What happens when the Federal Reserve brings researchers together from across the nation for a Community Affairs Research Conference? As attendees learned recently, you get solid research presentations plus a call to make the research relevant. Papers, presentations, and discussions on topics such as the impacts and use of foreclosure prevention counseling, shared equity homeownership, LIHTC, credit scores, loan modification, and fringe financial services can only inform policy discussions if researchers learn how to communicate them outside of academic circles. Talking to other people living inside the ivory tower (or the research cocoon if your home base lacks a tower) about methodologies and regressions is not going to turn current research consensus into new policies being implemented or existing policies adapted or maintained.
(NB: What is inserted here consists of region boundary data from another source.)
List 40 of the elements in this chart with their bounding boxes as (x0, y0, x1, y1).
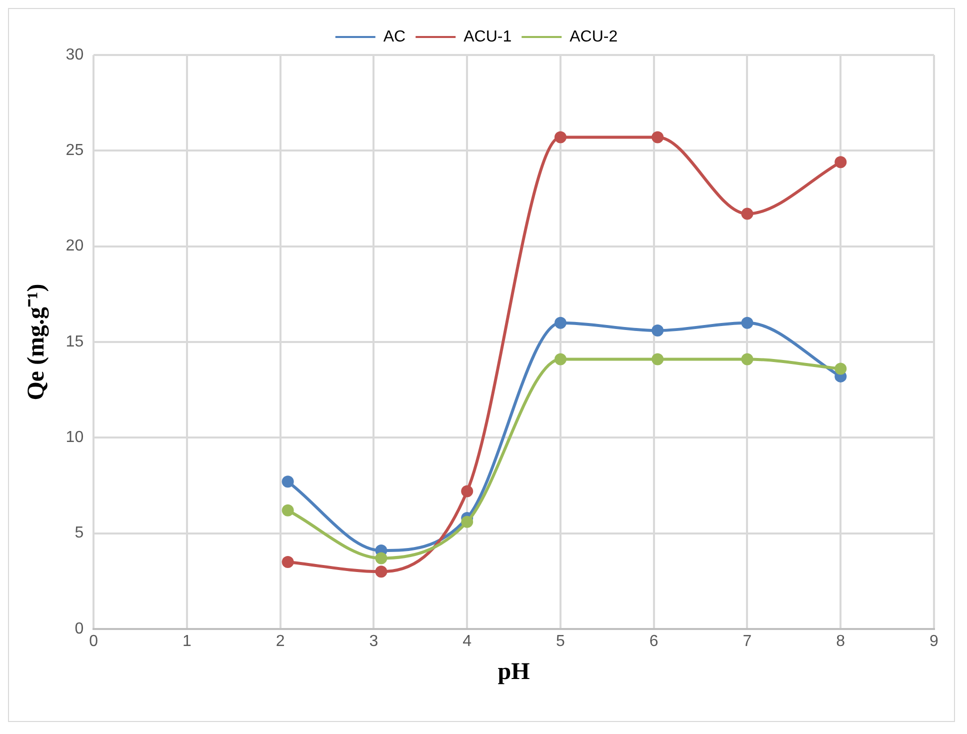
x-tick-label: 9 (930, 633, 939, 650)
y-tick-label: 15 (66, 333, 84, 350)
point (652, 131, 664, 144)
x-tick-label: 7 (742, 633, 752, 650)
point (741, 353, 754, 366)
y-tick-label: 20 (66, 238, 84, 255)
point (461, 516, 474, 528)
y-tick-label: 30 (66, 46, 84, 64)
x-tick-label: 4 (462, 633, 472, 650)
x-axis-title: pH (498, 658, 530, 685)
point (375, 552, 388, 564)
point (461, 485, 474, 498)
x-tick-label: 8 (836, 633, 846, 650)
y-axis-title: Qe (mg.g⁻¹) (24, 284, 50, 400)
point (282, 476, 294, 488)
point (652, 353, 664, 366)
x-tick-label: 6 (649, 633, 658, 650)
x-tick-label: 1 (182, 633, 192, 650)
legend-label: AC (383, 28, 406, 46)
point (282, 556, 294, 568)
legend-label: ACU-1 (464, 28, 512, 46)
legend-label: ACU-2 (570, 28, 618, 46)
y-tick-label: 10 (66, 429, 84, 446)
y-tick-label: 5 (74, 524, 84, 542)
point (834, 362, 847, 375)
y-tick-label: 0 (74, 620, 84, 638)
x-tick-label: 0 (89, 633, 98, 650)
point (554, 131, 566, 144)
point (554, 316, 566, 329)
x-tick-label: 3 (369, 633, 378, 650)
point (741, 208, 754, 220)
point (554, 353, 566, 366)
point (741, 316, 754, 329)
point (375, 566, 388, 578)
point (834, 156, 847, 168)
point (282, 504, 294, 516)
x-tick-label: 2 (276, 633, 285, 650)
x-tick-label: 5 (556, 633, 566, 650)
point (652, 324, 664, 337)
y-tick-label: 25 (66, 142, 84, 160)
The Community Development staff at the Federal Reserve is emerging from the research cocoon with a series of videos highlighting neighborhood stabilization approaches in Cleveland, Phoenix, and Detroit. The Cleveland video highlights the area’s use of data to inform their stabilization efforts. The Phoenix video talks about the use of public-private partnerships to bring Realtors in as part of the neighborhood stabilization solution. The video about Detroit shows how the city is bringing community leaders together to think about strategic use of resources when blight is so widespread.
The big challenge for the housing research community is to communicate the findings of rigorous studies as clearly as the Fed can now showcase strong practices from the field.